To commence, there are three primary actions brands can take:

  1. Embrace data purpose as a seminal part of ESG commitment: Treat data as an asset to be leveraged beyond proprietary consumption. Proactively consider the extended applications of data and establish a strategy to enrich it for good.
  2. Proactively standardize practices and governance: Universal standards must be adopted by all data analytics providers and implemented in industry software to ensure that data is ready to be mobilized when needed and contribute to the greater good, all while guaranteeing fundamental individual data rights and security.

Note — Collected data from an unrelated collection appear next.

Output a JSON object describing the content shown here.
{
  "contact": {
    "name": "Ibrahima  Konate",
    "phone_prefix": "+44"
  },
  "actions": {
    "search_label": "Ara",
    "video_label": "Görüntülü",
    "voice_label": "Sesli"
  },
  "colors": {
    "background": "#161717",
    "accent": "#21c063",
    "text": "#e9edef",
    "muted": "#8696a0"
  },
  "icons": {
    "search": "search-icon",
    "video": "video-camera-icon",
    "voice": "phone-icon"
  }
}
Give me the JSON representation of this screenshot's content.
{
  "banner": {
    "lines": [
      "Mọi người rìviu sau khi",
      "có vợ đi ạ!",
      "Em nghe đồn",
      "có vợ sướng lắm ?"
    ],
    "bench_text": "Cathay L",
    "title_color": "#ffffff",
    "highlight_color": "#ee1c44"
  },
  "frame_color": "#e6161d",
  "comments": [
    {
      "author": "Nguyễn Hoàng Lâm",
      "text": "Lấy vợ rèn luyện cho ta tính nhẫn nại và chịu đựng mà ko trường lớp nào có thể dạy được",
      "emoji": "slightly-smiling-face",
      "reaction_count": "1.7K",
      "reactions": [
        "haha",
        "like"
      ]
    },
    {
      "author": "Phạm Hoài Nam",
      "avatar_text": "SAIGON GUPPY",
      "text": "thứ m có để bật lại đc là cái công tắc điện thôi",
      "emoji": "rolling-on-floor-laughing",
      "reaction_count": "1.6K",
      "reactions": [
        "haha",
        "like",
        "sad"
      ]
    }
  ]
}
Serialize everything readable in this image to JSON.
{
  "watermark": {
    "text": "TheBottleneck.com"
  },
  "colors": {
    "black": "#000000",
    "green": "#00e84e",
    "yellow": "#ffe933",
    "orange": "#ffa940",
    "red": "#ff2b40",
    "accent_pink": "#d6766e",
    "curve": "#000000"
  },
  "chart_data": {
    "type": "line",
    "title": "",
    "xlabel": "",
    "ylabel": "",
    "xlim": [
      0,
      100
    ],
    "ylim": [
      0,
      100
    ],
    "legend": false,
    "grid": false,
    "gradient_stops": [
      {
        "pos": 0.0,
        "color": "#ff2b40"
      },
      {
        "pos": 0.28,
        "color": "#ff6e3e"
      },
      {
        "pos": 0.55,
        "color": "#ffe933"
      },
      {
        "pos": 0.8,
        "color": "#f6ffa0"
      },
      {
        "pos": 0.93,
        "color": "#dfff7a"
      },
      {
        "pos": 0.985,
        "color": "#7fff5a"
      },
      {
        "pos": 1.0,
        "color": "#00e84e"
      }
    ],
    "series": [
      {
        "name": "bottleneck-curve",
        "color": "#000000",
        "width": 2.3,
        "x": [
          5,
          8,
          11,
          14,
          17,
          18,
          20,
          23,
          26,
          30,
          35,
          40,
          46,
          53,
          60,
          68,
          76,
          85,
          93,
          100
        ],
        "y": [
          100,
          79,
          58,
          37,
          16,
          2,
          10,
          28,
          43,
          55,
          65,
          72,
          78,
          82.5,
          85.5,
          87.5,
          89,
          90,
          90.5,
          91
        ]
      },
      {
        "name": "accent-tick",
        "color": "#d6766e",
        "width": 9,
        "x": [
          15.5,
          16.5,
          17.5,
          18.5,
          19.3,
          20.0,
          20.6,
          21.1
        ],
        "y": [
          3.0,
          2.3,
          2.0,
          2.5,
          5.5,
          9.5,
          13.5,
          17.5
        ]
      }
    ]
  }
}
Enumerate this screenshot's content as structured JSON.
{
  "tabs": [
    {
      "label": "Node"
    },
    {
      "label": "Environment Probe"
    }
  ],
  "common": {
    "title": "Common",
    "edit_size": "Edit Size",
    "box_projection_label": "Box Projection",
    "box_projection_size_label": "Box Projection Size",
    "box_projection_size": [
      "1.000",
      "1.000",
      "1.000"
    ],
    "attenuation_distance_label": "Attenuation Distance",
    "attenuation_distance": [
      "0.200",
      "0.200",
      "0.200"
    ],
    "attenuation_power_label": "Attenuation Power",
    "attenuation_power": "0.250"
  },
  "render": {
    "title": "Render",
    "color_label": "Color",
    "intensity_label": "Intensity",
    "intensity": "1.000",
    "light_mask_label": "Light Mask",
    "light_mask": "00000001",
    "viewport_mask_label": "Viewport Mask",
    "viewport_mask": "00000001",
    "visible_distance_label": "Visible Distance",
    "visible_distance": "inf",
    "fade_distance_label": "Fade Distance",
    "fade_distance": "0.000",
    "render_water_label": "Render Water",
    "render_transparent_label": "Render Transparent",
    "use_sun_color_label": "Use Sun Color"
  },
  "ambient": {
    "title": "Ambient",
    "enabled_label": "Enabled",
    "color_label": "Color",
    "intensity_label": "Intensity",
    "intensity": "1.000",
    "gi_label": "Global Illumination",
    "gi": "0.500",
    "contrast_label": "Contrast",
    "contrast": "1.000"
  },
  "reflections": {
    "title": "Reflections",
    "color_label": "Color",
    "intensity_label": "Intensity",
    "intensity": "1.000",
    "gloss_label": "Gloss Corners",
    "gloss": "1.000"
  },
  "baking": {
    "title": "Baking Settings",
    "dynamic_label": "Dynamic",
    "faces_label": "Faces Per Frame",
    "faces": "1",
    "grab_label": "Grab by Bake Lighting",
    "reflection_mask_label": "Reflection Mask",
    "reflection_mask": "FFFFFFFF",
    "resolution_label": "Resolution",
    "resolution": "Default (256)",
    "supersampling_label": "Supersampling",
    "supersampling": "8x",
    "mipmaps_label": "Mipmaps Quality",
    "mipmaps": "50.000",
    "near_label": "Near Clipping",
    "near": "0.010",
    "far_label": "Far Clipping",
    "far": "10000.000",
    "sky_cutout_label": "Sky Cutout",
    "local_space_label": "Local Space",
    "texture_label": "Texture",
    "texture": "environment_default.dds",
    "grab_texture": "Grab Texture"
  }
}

  3. Tirelessly work towards and communicate the commitment to ensuring data privacy: A recent plan by Google and Apple for COVID-19 contact tracing leverages Bluetooth technology and advanced encryption that actually protects individual data. Such a highly media-facing endeavor exposes consumers to how they could benefit from secured exchange between apps while preserving their privacy.

Only time will tell whether consumers entrust true ‘open source data’ sharing between companies, government agencies, and even cross-border nation states, no matter how effectively that data can be anonymized. Yet the merit of corporations assigning value to data beyond profit margin has never been more apparent. If this paradigm sticks, corporations and society will reap the expanding benefits as exponentially as the data proliferation itself.